Interest expense decreased to $4.6 million during the first quarter of 2011 from $4.7 million in the first quarter of 2010.

Impairment and other lease charges were $1.1 million in the first quarter of 2011 and included impairment charges of $0.8 million relating to five Burger King restaurants and a $0.2 million lease charge due to the closure of a Pollo Tropical restaurant in the first quarter of 2011.

Net income for the first quarter of 2011 was $2.2 million, or $0.10 per diluted share, compared to net income of $2.3 million, or $0.11 per diluted share in the prior year. Earnings in the first quarter of 2011 were after impairment and other lease charges and other income of $1.0 million, or $0.03 per diluted share after tax. Earnings in the first quarter of 2011 also included approximately $0.3 million, or $0.01 per diluted share after tax, of costs incurred in connection with the Company’s planned spin-off of its Hispanic Brands. Earnings in the first quarter of 2010 included impairment and other lease charges of $0.3 million, or $0.01 per diluted share.

2011 Outlook

The Company is not providing specific earnings guidance for 2011. However, the Company is providing the following updated information which does not include any impact from the potential spin-off transaction or the planned refinancing:

  • Comparable restaurant sales are now expected to increase approximately 6% to 8% for Pollo Tropical (compared to 3% to 5% announced previously) and to increase approximately 2% to 3% for Taco Cabana (compared to 1% to 2% announced previously). Burger King comparable restaurant sales are expected to be negative for the full year but improve from current trends in the second half of the year;
  • Commodity costs are now expected to increase 3% to 4% for Pollo Tropical, 7% to 8% for Taco Cabana and 5% to 6% for Burger King;
  • For 2011, the Company currently plans to open five to seven new Hispanic Brand restaurants and to relocate one Burger King restaurant. In 2011, the Company plans to close one Pollo Tropical and seven Burger King restaurants (excluding the relocated restaurant);
  • Total capital expenditures are still estimated to be in the $45 million to $55 million range; and
  • The Company’s annual effective tax rate is now estimated to be 32% to 33%.

Mr. Vituli added, “Increasing commodity inflation is beginning to pressure margins, particularly at Burger King and Taco Cabana. To offset this, we will be taking some menu price increases at all of our brands. We believe that on a relative value basis, our Hispanic Brands are particularly well positioned so that we can selectively raise menu prices and still maintain very favorable customer value scores. For Burger King, we are hopeful that the brand will begin to show improvements in sales trends and profitability in the second half of the year.”

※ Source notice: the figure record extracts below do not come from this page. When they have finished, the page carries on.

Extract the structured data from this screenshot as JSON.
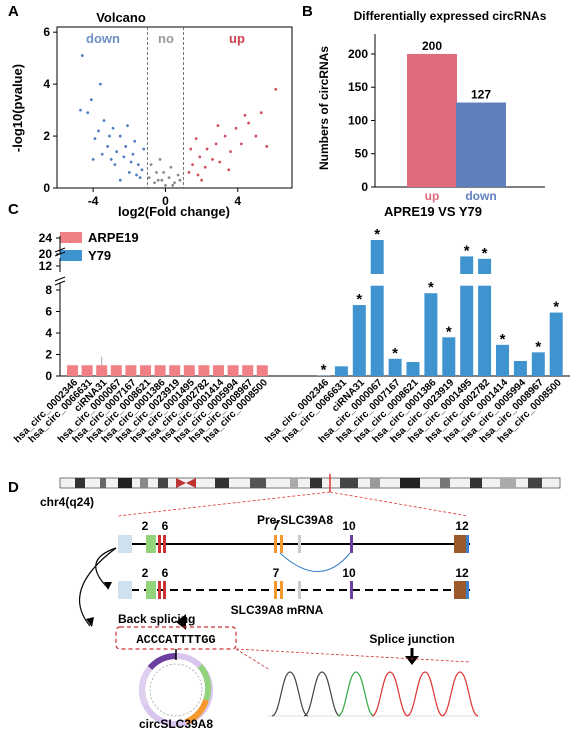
{
  "panels": {
    "A": {
      "letter": "A",
      "chart_data": {
        "type": "scatter",
        "title": "Volcano",
        "xlabel": "log2(Fold change)",
        "ylabel": "-log10(pvalue)",
        "xlim": [
          -6,
          7
        ],
        "ylim": [
          0,
          6.2
        ],
        "x_ticks": [
          "-4",
          "0",
          "4"
        ],
        "y_ticks": [
          "0",
          "2",
          "4",
          "6"
        ],
        "threshold_lines_x": [
          -1,
          1
        ],
        "region_labels": {
          "down": "down",
          "no": "no",
          "up": "up"
        },
        "colors": {
          "down": "#4e7fbf",
          "no": "#8a8a8a",
          "up": "#d0505e"
        },
        "points": {
          "down": [
            [
              -4.6,
              5.1
            ],
            [
              -3.6,
              4.0
            ],
            [
              -4.1,
              3.4
            ],
            [
              -4.7,
              3.0
            ],
            [
              -3.4,
              2.6
            ],
            [
              -2.9,
              2.3
            ],
            [
              -2.5,
              2.0
            ],
            [
              -4.3,
              2.9
            ],
            [
              -3.9,
              1.9
            ],
            [
              -3.2,
              1.6
            ],
            [
              -2.7,
              1.4
            ],
            [
              -2.3,
              1.2
            ],
            [
              -1.9,
              1.0
            ],
            [
              -1.5,
              0.9
            ],
            [
              -1.3,
              0.7
            ],
            [
              -3.5,
              1.3
            ],
            [
              -4.0,
              1.1
            ],
            [
              -2.0,
              0.6
            ],
            [
              -1.6,
              0.5
            ],
            [
              -2.8,
              0.9
            ],
            [
              -3.1,
              2.0
            ],
            [
              -2.2,
              1.6
            ],
            [
              -1.8,
              1.3
            ],
            [
              -1.4,
              0.4
            ],
            [
              -2.5,
              0.3
            ],
            [
              -3.7,
              2.2
            ],
            [
              -1.2,
              1.5
            ],
            [
              -1.7,
              1.8
            ],
            [
              -2.1,
              2.4
            ],
            [
              -3.0,
              1.1
            ]
          ],
          "no": [
            [
              -0.8,
              0.9
            ],
            [
              -0.5,
              0.6
            ],
            [
              -0.2,
              0.3
            ],
            [
              0.2,
              0.4
            ],
            [
              0.5,
              0.2
            ],
            [
              0.7,
              0.5
            ],
            [
              -0.6,
              0.2
            ],
            [
              0.0,
              0.1
            ],
            [
              -0.3,
              1.1
            ],
            [
              0.3,
              0.8
            ],
            [
              -0.9,
              0.4
            ],
            [
              0.8,
              0.3
            ],
            [
              -0.1,
              0.6
            ],
            [
              0.4,
              0.1
            ],
            [
              -0.4,
              0.3
            ]
          ],
          "up": [
            [
              6.1,
              3.8
            ],
            [
              5.3,
              2.9
            ],
            [
              4.6,
              2.5
            ],
            [
              3.9,
              2.3
            ],
            [
              3.3,
              2.0
            ],
            [
              2.8,
              1.7
            ],
            [
              2.3,
              1.5
            ],
            [
              1.9,
              1.2
            ],
            [
              1.5,
              0.9
            ],
            [
              1.3,
              0.6
            ],
            [
              2.6,
              1.1
            ],
            [
              3.6,
              1.4
            ],
            [
              4.2,
              1.7
            ],
            [
              5.0,
              2.0
            ],
            [
              1.8,
              0.5
            ],
            [
              2.2,
              0.8
            ],
            [
              3.0,
              1.0
            ],
            [
              1.4,
              1.5
            ],
            [
              2.9,
              2.4
            ],
            [
              4.4,
              2.8
            ],
            [
              3.5,
              0.7
            ],
            [
              2.0,
              0.3
            ],
            [
              5.6,
              1.6
            ],
            [
              1.7,
              1.9
            ]
          ]
        }
      }
    },
    "B": {
      "letter": "B",
      "chart_data": {
        "type": "bar",
        "title": "Differentially expressed circRNAs",
        "ylabel": "Numbers of circRNAs",
        "ylim": [
          0,
          230
        ],
        "y_ticks": [
          "0",
          "50",
          "100",
          "150",
          "200"
        ],
        "categories": [
          "up",
          "down"
        ],
        "values": [
          200,
          127
        ],
        "value_labels": [
          "200",
          "127"
        ],
        "colors": [
          "#e06b7c",
          "#5f7fbd"
        ],
        "xlabel": "APRE19  VS  Y79"
      }
    },
    "C": {
      "letter": "C",
      "chart_data": {
        "type": "bar",
        "legend": [
          {
            "name": "ARPE19",
            "color": "#f07f86"
          },
          {
            "name": "Y79",
            "color": "#3f93cf"
          }
        ],
        "y_ticks_lower": [
          "0",
          "2",
          "4",
          "6",
          "8"
        ],
        "y_ticks_upper": [
          "12",
          "20",
          "24"
        ],
        "categories": [
          "hsa_circ_0002346",
          "hsa_circ_0066631",
          "ciRNA31",
          "hsa_circ_0000067",
          "hsa_circ_0007167",
          "hsa_circ_0008621",
          "hsa_circ_0001386",
          "hsa_circ_0023919",
          "hsa_circ_0001495",
          "hsa_circ_0002782",
          "hsa_circ_0001414",
          "hsa_circ_0005994",
          "hsa_circ_0008967",
          "hsa_circ_0008500"
        ],
        "series": [
          {
            "name": "ARPE19",
            "values": [
              1,
              1,
              1,
              1,
              1,
              1,
              1,
              1,
              1,
              1,
              1,
              1,
              1,
              1
            ]
          },
          {
            "name": "Y79",
            "values": [
              0.03,
              0.9,
              6.6,
              23.5,
              1.6,
              1.3,
              7.7,
              3.6,
              13.2,
              12.9,
              2.9,
              1.4,
              2.2,
              5.9
            ]
          }
        ],
        "asterisk": [
          true,
          false,
          true,
          true,
          true,
          false,
          true,
          true,
          true,
          true,
          true,
          false,
          true,
          true
        ],
        "asterisk_label": "*"
      }
    },
    "D": {
      "letter": "D",
      "chromosome_label": "chr4(q24)",
      "pre_mrna_label": "Pre-SLC39A8",
      "mrna_label": "SLC39A8 mRNA",
      "exon_numbers": [
        "2",
        "6",
        "7",
        "10",
        "12"
      ],
      "back_splicing_label": "Back splicing",
      "junction_sequence": "ACCCATTTTGG",
      "circ_label": "circSLC39A8",
      "splice_junction_label": "Splice junction",
      "trace_colors": [
        "#444444",
        "#33aa44",
        "#dd3333",
        "#3355cc"
      ]
    }
  }
}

Mr. Vituli concluded, “We are forging ahead with our plans to separate our Hispanic Brands from our Burger King business by creating two independent publicly owned companies, which would permit each company to pursue its own distinct business opportunities. This is a complex process involving a number of steps including the refinancing of our existing debt. We currently contemplate that the refinancing would be comprised of term loan borrowings under a senior secured bank credit facility for our Burger King business and the issuance of senior secured notes for our Hispanic Brands. The refinancing is expected to be completed in June or July and the spin-off by year-end. Moreover, we are building our business plans to position each separate company to improve shareholder value for each of its respective shareholder constituents.”

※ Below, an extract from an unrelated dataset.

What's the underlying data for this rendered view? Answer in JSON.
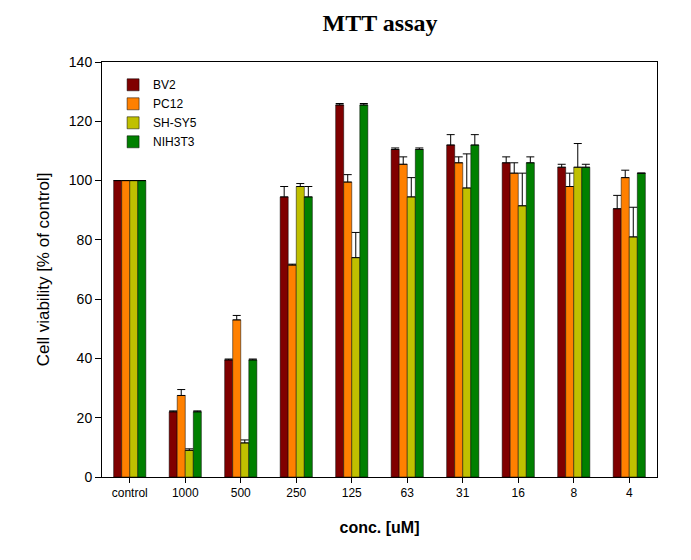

Carrols Restaurant Group, Inc., operating through its subsidiaries, including Carrols Corporation, is one of the largest restaurant companies in the United States. The Company operates three restaurant brands in the quick-casual and quick-service restaurant segments with 550 company-owned and operated restaurants in 16 states as of April 3, 2011, and 34 franchised restaurants in the United States, Puerto Rico, Ecuador, Honduras, Trinidad and the Bahamas. Carrols Restaurant Group owns and operates two Hispanic Brand restaurants, Pollo Tropical and Taco Cabana. It is also the largest Burger King franchisee, based on number of restaurants, and has operated Burger King restaurants since 1976.